Bei welchen Themen, Problemen oder Herausforderungen wird Schematherapie besonders häufig eingesetzt? Gibt es bestimmte Menschen oder Zielgruppen, für die die Schematherapie besonders gut geeignet ist?

Ursprünglich wird die Schematherapie vor allem bei Menschen mit Persönlichkeitsstörungen angewandt, die Schwierigkeiten in der Interaktion mit anderen haben. Aber auch bei Menschen mit chronischen, psychischen Erkrankungen. Mittlerweile ist das Anwendungsspektrum breiter geworden: Schemakurzzeittherapie, Schemaberatung sowie Schemacoaching setzen den Fokus verstärkt auf intensive Ressourcenarbeit und richten sich an Menschen, welche sich punktuell Unterstützung beim Verstehen und Verändern zum Beispiel von Konflikten oder störenden, wiederholenden Verhaltensmustern wünschen. Auch hier kommen neben dem kognitiven Verstehen ebenfalls Methoden zu Anwendung, die sich mit Emotionen beschäftigen.

Lassen sich Elemente der Schematherapie auch im Coaching oder in der Beratung nutzen? Wenn ja, was ist zu beachten?

Auf jeden Fall! Es gibt bereits Konzepte für die Schemaberatung und das Schemacoaching. Das Modell, dass wir in der Schematherapie verwenden, um uns und unsere Gefühle, Gedanken und wiederkehrenden Verhaltensmuster, auch „Bewältigungsstrategien“ genannt, bewusst zu machen, kann man sich in der Beratung und im Coaching zunutze machen. Ein Unterschied ist sicher, dass wir bei der Schemaberatung und dem Schemacoaching deutlich mehr den Fous darauflegen würden, bereits vorhanden Ressourcen zu fokussieren und zu aktivieren. Und das nicht nur „kognitiv“, sondern auch mithilfe von Ressourcenimaginationen, von emotionaler Aktivierung, was einen deutlich größeren und nachhaltigeren Effekt hat. Dafür offen zu sein ist sicherlich eine Voraussetzung. Darüber hinaus ist hilfreich für den Prozess, dass der Blick in prägende biografische Erfahrungen nicht gescheut wird. Auch wenn wir in der Schemaberatung oder im Coaching dort nicht „verharren“.

Was erleben Patient:innen bzw. Klient:innen oft als besonders hilfreich oder bewegend in der schematherapeutischen Arbeit?

Das Modell, dass wir in der Schematherapie- und Beratung verwenden, wird häufig als sehr entlastend empfunden, da es viel erklärt und dabei hilft, sich zu verstehen. Die Imaginationen und generell die emotionsfokussierten Methoden werden als hilfreich und sehr wirksam erlebt, auch wenn es häufig zu Beginn ungewohnt und „neues Terrain“ bedeutet.

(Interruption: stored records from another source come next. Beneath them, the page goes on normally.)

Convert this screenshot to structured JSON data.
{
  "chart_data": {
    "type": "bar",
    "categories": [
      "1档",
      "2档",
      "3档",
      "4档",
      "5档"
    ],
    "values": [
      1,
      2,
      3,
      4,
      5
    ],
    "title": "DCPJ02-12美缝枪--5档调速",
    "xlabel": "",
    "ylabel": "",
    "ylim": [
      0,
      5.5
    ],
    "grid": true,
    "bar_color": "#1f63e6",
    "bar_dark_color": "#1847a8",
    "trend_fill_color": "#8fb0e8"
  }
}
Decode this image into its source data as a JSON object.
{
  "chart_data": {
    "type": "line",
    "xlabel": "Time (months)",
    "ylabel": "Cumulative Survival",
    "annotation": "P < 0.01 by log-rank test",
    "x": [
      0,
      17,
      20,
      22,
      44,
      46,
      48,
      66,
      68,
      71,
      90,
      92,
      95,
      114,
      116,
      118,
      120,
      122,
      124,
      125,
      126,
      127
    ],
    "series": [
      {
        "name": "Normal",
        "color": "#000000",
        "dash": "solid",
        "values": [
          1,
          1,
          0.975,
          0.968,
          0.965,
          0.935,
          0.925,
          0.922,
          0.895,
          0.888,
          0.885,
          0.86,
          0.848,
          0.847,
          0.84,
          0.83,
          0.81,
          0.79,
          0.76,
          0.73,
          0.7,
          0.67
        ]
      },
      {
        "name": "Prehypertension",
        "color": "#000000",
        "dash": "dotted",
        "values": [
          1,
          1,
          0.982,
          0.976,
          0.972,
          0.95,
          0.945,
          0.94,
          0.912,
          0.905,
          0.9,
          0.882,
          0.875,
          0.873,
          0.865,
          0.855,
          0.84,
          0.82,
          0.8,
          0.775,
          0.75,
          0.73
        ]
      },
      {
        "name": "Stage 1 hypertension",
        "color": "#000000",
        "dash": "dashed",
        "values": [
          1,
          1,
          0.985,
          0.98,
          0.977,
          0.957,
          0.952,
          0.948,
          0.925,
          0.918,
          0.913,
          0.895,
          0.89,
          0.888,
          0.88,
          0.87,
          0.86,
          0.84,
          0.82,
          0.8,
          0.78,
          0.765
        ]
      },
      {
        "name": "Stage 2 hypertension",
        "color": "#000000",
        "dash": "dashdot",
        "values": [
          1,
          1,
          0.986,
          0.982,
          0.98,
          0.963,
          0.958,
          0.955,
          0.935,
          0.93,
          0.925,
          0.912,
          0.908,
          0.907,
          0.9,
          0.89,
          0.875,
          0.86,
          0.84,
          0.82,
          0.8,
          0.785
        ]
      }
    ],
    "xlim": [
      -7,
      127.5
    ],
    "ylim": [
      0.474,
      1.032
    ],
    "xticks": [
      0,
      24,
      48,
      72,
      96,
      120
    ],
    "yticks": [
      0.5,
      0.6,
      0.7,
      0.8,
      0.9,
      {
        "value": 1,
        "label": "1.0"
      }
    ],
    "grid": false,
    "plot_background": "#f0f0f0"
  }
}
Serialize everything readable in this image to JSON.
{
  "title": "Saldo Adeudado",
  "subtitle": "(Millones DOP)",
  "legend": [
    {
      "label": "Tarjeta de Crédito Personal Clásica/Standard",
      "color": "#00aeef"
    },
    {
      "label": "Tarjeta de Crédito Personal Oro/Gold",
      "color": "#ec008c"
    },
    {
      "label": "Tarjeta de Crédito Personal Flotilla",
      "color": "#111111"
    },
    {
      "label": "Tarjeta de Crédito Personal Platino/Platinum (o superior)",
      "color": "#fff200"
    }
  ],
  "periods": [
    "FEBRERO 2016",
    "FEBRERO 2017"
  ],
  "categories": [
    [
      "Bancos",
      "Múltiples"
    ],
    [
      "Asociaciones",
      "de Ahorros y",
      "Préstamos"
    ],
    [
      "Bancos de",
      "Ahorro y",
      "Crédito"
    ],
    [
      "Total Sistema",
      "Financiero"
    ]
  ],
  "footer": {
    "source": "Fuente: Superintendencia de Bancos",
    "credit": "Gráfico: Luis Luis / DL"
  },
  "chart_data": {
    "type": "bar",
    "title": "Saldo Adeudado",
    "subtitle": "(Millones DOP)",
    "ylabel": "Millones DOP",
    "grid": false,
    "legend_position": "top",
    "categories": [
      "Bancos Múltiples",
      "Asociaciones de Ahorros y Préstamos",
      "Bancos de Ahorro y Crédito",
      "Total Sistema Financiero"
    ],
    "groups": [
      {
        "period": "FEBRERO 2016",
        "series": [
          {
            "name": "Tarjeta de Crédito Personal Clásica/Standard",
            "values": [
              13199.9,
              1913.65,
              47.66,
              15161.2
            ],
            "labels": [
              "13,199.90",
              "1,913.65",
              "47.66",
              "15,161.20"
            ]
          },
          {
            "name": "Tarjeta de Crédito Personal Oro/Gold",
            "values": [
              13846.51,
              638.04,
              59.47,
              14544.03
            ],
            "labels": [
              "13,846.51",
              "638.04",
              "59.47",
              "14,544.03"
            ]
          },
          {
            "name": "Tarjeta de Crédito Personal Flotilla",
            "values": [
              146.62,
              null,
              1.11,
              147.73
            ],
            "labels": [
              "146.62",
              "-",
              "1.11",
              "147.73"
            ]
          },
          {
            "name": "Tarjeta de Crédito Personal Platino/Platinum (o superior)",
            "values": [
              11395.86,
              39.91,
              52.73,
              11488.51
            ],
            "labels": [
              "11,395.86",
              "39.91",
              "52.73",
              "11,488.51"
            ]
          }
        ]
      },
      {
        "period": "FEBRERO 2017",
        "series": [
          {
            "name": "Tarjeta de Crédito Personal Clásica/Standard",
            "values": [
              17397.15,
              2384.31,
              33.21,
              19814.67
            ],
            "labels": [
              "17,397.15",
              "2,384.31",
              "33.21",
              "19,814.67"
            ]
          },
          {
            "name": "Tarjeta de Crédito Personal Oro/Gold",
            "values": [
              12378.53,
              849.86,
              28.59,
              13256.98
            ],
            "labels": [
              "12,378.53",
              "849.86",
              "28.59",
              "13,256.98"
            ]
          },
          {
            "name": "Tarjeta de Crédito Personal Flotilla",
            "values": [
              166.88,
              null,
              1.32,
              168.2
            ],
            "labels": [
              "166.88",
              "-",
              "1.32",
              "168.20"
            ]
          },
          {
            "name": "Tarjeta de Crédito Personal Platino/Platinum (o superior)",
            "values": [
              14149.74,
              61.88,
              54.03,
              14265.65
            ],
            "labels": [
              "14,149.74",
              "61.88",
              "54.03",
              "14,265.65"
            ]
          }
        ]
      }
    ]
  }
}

Was begeistert dich persönlich an der Schematherapie?

Definitiv das Arbeiten mit Emotionen, und dass es sich wirklich lohnt, „mehr zu fühlen“ und sich „mehr mitzubekommen“ und sich zu verstehen. Auch wenn es zunächst manchmal Unbehagen oder auch Angst macht „mehr zu fühlen“, ist es immer wieder total schön mitzuerleben, wie mutig meine Patient:innen und Klient:innen werden und wie selbstwirksam und gesund sie dann mit sich und ihren inneren Zuständen umgehen.